Opgebouwd uit verschillende volumes al dan niet met torentjes in traditionele bak- en zandsteenstijl van één en twee bouwlagen onder leien en tichelen zadeldaken; twee trapgevels waren bepleisterd. De castrale kapel zou zich ten oosten van het kasteel bevonden hebben. Op deze plaats werden mogelijk resten van de kapelvloer teruggevonden: rode tegels met Vlaamse spreuken omringd door ingebrande, bruine tekeningen. Aan de achterzijde was een tuin aangelegd met parterres en naaldbomen.

De waterburcht werd via een vaste brug met het neerhof verbonden met als belangrijkste gebouwen ten zuidwesten de L-vormige hoeve in vak- en leembouw, vermoedelijk in 1624 versteend (zie muurankers) en ten noorden de bakstenen polygone duiventoren onder leien naaldspits.

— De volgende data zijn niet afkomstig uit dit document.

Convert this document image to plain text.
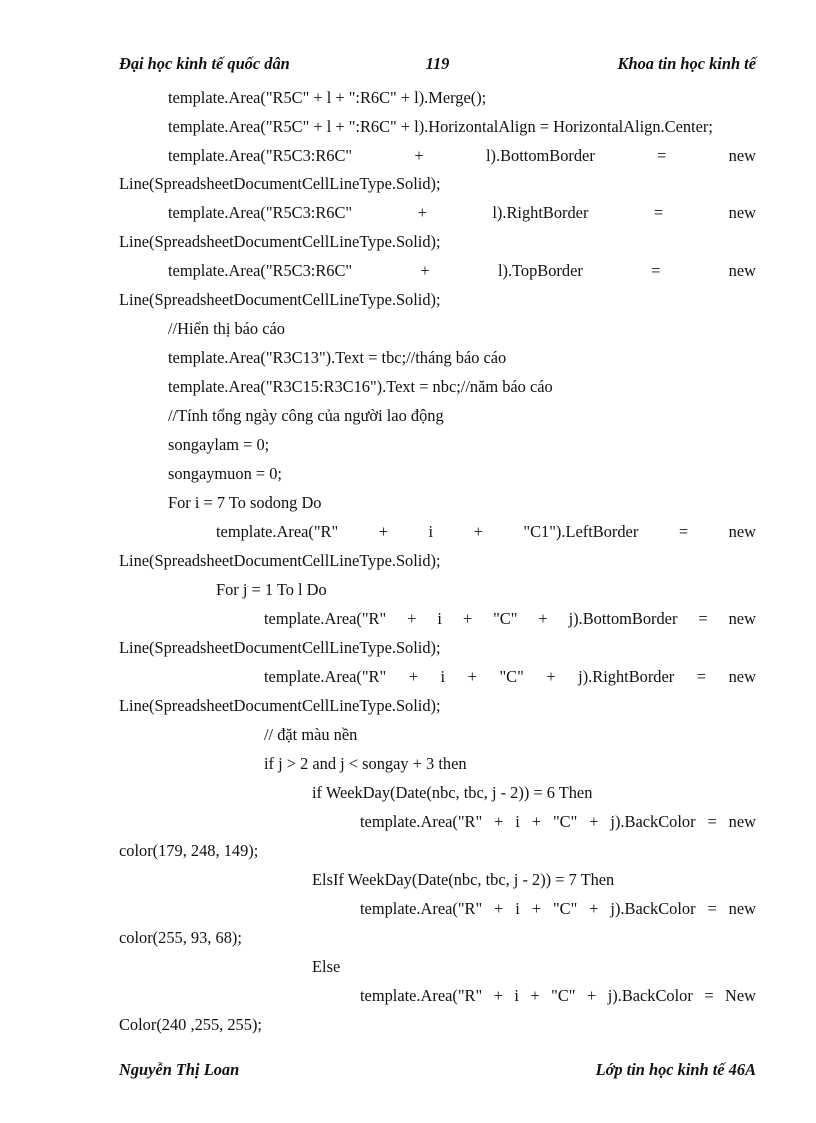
Đại học kinh tế quốc dân	119	Khoa tin học kinh tế
template.Area("R5C" + l + ":R6C" + l).Merge();
template.Area("R5C" + l + ":R6C" + l).HorizontalAlign = HorizontalAlign.Center;
template.Area("R5C3:R6C"	+	l).BottomBorder	=	new
Line(SpreadsheetDocumentCellLineType.Solid);
template.Area("R5C3:R6C"	+	l).RightBorder	=	new
Line(SpreadsheetDocumentCellLineType.Solid);
template.Area("R5C3:R6C"	+	l).TopBorder	=	new
Line(SpreadsheetDocumentCellLineType.Solid);
//Hiển thị báo cáo
template.Area("R3C13").Text = tbc;//tháng báo cáo
template.Area("R3C15:R3C16").Text = nbc;//năm báo cáo
//Tính tổng ngày công của người lao động
songaylam = 0;
songaymuon = 0;
For i = 7 To sodong Do
template.Area("R" + i + "C1").LeftBorder = new
Line(SpreadsheetDocumentCellLineType.Solid);
For j = 1 To l Do
template.Area("R" + i + "C" + j).BottomBorder = new
Line(SpreadsheetDocumentCellLineType.Solid);
template.Area("R" + i + "C" + j).RightBorder = new
Line(SpreadsheetDocumentCellLineType.Solid);
// đặt màu nền
if j > 2 and j < songay + 3 then
if WeekDay(Date(nbc, tbc, j - 2)) = 6 Then
template.Area("R" + i + "C" + j).BackColor = new
color(179, 248, 149);
ElsIf WeekDay(Date(nbc, tbc, j - 2)) = 7 Then
template.Area("R" + i + "C" + j).BackColor = new
color(255, 93, 68);
Else
template.Area("R" + i + "C" + j).BackColor = New
Color(240 ,255, 255);
Nguyễn Thị Loan	Lớp tin học kinh tế 46A
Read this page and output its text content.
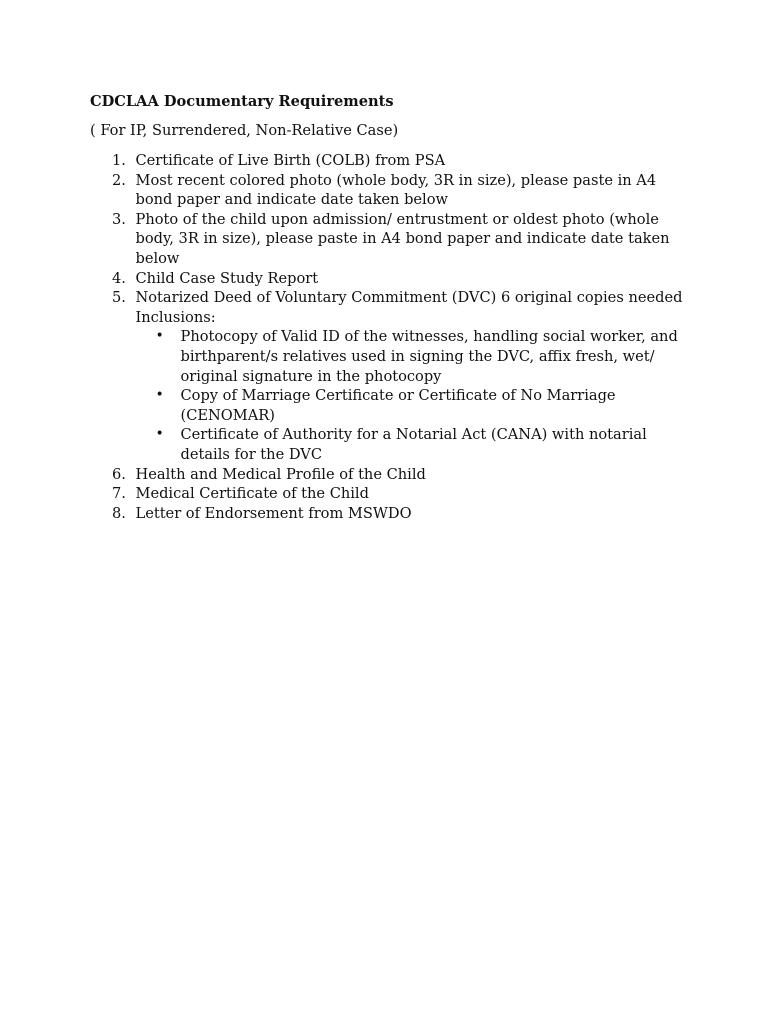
CDCLAA Documentary Requirements

( For IP, Surrendered, Non-Relative Case)

1. Certificate of Live Birth (COLB) from PSA
2. Most recent colored photo (whole body, 3R in size), please paste in A4 bond paper and indicate date taken below
3. Photo of the child upon admission/ entrustment or oldest photo (whole body, 3R in size), please paste in A4 bond paper and indicate date taken below
4. Child Case Study Report
5. Notarized Deed of Voluntary Commitment (DVC) 6 original copies needed
Inclusions:
• Photocopy of Valid ID of the witnesses, handling social worker, and birthparent/s relatives used in signing the DVC, affix fresh, wet/ original signature in the photocopy
• Copy of Marriage Certificate or Certificate of No Marriage (CENOMAR)
• Certificate of Authority for a Notarial Act (CANA) with notarial details for the DVC
6. Health and Medical Profile of the Child
7. Medical Certificate of the Child
8. Letter of Endorsement from MSWDO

Enkel de linkervleugel van de burcht bleef bewaard; de overige gebouwen verdwenen reeds vóór 1779 (Kaartboek van de huisarmen van Grimbergen, 1779). Volgens Delestré werden de kapel en de duiventoren in 1855 afgebroken, nochtans werd de afbraak pas in 1866 kadastraal opgetekend. Het kleine schuurtje met duivenslag op het verbindingsstuk tussen opper- en neerhof dateert van circa 1889.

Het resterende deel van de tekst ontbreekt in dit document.